Questions for reflection:

  • How does Socrates' method in the early dialogues relate to the positive doctrine of forms in the Phaedo?
  • What is the relationship between knowledge and virtue? Does Socrates think you can know the good and fail to do it?
  • Why does Plato write in dialogue form rather than treatises?
  • What do the forms actually explain? What problems do they create?

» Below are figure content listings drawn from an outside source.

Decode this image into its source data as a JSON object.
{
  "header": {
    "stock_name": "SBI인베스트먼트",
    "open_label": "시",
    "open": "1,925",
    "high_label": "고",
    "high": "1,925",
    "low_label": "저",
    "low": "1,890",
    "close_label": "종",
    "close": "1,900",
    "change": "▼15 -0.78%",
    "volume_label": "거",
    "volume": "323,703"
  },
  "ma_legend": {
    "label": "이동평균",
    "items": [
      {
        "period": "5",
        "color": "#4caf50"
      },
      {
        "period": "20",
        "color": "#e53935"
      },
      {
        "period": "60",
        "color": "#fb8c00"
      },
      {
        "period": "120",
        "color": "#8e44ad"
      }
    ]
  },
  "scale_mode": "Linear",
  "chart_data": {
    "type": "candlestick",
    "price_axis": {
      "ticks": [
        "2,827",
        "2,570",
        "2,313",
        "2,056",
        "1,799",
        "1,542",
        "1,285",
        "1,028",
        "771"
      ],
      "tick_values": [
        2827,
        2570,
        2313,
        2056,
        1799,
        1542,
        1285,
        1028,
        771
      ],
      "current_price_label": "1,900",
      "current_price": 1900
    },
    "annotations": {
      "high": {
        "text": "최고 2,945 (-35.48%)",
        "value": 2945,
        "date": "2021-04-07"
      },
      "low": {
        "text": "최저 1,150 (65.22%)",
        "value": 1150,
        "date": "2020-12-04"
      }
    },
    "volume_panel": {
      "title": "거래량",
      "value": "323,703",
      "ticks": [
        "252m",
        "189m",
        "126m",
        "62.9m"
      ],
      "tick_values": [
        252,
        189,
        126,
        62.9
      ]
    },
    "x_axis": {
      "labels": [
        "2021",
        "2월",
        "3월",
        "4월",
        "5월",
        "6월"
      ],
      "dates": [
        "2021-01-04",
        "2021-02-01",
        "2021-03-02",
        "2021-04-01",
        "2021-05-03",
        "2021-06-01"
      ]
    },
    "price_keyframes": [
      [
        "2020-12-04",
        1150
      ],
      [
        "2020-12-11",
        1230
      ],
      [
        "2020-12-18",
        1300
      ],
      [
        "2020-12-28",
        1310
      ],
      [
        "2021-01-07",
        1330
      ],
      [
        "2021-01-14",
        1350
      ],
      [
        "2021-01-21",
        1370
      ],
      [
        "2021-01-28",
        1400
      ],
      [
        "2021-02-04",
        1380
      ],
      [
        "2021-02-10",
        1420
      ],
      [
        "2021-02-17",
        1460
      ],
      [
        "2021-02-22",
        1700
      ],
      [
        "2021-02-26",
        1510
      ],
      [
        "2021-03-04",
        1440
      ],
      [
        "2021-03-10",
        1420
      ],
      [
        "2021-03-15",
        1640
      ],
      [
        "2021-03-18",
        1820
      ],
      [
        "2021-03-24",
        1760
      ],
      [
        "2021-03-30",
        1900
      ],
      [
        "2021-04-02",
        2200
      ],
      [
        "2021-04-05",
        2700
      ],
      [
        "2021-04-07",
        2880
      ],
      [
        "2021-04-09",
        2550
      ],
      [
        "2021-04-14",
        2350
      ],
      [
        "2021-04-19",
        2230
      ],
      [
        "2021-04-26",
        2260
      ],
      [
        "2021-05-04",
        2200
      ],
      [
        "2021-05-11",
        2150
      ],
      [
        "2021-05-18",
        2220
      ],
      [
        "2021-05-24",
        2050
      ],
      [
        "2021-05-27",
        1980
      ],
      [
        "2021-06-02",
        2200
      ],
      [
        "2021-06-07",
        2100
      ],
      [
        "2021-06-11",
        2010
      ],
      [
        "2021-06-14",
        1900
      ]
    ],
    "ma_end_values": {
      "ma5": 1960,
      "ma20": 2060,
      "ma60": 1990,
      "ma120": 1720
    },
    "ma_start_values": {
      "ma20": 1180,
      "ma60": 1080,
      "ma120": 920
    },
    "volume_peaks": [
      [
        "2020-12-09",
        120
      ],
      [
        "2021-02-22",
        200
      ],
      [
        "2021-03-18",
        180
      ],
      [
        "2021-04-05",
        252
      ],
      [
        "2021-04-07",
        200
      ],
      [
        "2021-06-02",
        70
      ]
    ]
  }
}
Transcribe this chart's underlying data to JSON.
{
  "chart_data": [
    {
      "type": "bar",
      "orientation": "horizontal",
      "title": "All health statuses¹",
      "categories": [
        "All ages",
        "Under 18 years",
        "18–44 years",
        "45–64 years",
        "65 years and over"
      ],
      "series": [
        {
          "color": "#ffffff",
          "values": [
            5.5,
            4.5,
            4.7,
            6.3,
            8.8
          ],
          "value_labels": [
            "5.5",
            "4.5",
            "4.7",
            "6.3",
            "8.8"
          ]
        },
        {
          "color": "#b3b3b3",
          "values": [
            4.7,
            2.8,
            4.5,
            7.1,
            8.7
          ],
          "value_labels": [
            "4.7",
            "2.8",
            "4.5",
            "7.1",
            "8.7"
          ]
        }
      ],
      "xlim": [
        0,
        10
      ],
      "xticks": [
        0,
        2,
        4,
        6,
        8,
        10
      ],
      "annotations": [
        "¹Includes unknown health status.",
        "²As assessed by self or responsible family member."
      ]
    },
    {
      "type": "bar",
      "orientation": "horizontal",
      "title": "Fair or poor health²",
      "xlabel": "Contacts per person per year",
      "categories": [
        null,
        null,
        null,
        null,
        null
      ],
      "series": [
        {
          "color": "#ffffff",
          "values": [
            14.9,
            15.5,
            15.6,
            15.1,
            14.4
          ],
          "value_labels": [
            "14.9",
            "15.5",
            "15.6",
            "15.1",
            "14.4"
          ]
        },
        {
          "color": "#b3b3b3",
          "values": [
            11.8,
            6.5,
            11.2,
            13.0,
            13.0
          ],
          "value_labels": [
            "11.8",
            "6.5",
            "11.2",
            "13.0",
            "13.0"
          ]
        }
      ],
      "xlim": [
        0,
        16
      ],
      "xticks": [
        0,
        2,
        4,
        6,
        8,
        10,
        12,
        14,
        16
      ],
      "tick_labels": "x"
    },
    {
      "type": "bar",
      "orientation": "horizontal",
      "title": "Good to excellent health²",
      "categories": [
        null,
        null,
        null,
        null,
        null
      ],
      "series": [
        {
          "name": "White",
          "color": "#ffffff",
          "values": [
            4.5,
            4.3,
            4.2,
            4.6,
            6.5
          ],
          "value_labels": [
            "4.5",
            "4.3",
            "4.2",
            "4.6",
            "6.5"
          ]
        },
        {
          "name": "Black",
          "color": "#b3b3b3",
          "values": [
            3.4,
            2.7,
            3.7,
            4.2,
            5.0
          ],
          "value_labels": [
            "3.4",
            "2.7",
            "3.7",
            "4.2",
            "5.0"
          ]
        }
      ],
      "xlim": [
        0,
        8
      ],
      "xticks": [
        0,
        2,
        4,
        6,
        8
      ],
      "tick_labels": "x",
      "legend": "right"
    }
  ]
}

Unit Essay (due end of Week 4):

2,000 words.

Prompt: What is the theory of forms, and what philosophical problems is it designed to solve? Drawing on the Meno and Phaedo, explain how forms function in Plato's epistemology. Then raise at least one significant objection to the theory. (You may anticipate objections Aristotle will later make, but your argument should stand on its own, not rely on Aristotle.)

Key Concepts to Master

  • Elenchus: Socratic cross-examination; the method of refutation through questioning
  • Aporia: Productive puzzlement; the state of not-knowing that philosophy begins from
  • Anamnesis: Recollection; the theory that learning is remembering what the soul knew before birth
  • Forms (eidos, idea): Eternal, unchanging, non-physical realities that sensible particulars imitate or participate in
  • Participation (methexis): The relationship between particular things and the forms they instantiate
  • Separation: The forms exist independently of the particulars that participate in them

Connections Forward

  • The theory of forms will be developed further in Republic (Unit 2) and critiqued by Aristotle (Unit 3)
  • The relationship between knowledge and virtue recurs throughout ancient ethics
  • The distinction between appearance and reality underlies all subsequent epistemology
  • The dialogue form and Socratic method remain live philosophical tools
  • Heidegger's reading of Plato on truth and being (Year 2)
  • The Frankfurt School's debt to Plato's critique of appearance (Year 3)

Notes on Reading

Read with a pen. Mark:

  • Passages you don't understand
  • Arguments that seem important
  • Moments where Socrates seems to be doing something tricky
  • Connections to other dialogues or to your own experience

Do not consult secondary sources. Your confusion is productive. Sit with it.

After you've completed each dialogue, discussion with Claude is welcome. Sequence: read alone → write response → discuss.